Well, maybe not the remainder of his life. The jury has several options, including convicting Spector of second-degree murder, which comes with a mandatory 18 years in the slammer. That means the 69-year-old Spector could be released when he’s 87.

The jury could also find him guilty of manslaughter, but neither defense or the prosecution wants to see the trial end on that note.

Of course, Spector, whose first trial for Clarkson’s death ended in a deadlocked jury (10 to 2 in favor of conviction), is hoping for another verdict – suicide. That’s what his lawyers pushed during both trials, claiming that Clarkson, despondent over her lackluster acting career, decided to shoot herself with Spector’s gun.

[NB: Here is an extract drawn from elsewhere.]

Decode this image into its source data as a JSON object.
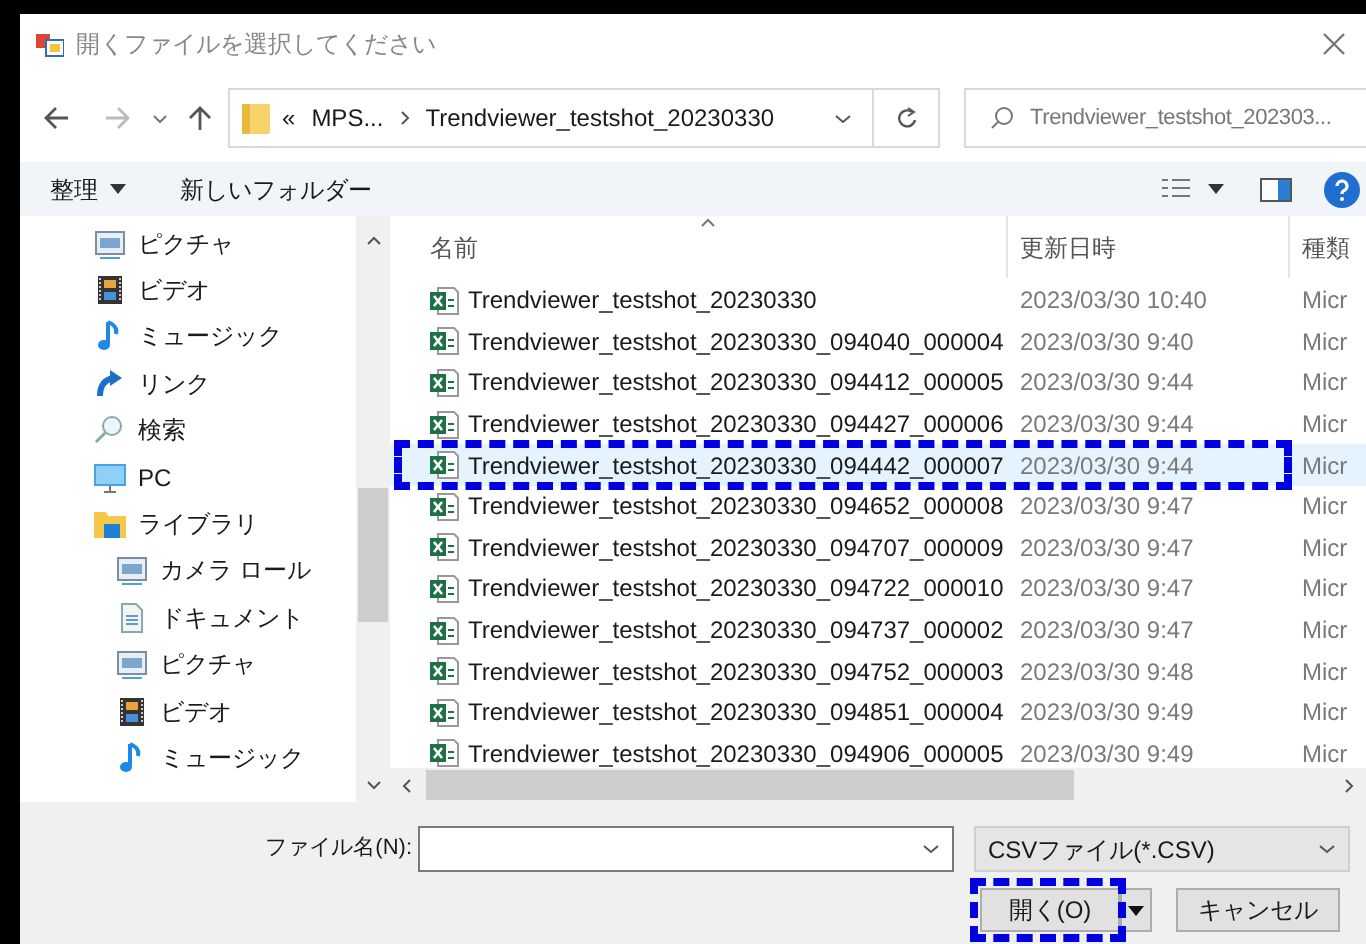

The Clarkson murder case has always been the kind of mystery you’d expect to read in a crime novel. One February evening in 2003 Spector goes to the House of Blues in West Hollywood and meets Clarkson, who is working as a hostess at the club. After talking for a while, they agree to go to Spector’s house. A few hours later Clarkson is dead from a bullet wound in the mouth.

Throughout both trials, witnesses testified about Spector’s crazy past with guns, and how he often brandished firearms while threatening women.

Giving his final argument to the jurors, Deputy District Attorney Alan Jackson asked them what they might have said to Clarkson if they could have spoken to the actress before she left the House of Blues with Spector, according to the Los Angeles Times.

“You’re all thinking the same thing,” Jackson said. “You’d say, ‘Lana, whatever you do, don’t go.’”

Did Spector shoot Clarkson? If so, was it an accident? Did Spector purposely aim and pulled the trigger? Or did Clarkson see a final-exit opportunity in Spector’s gun collection? What do you think?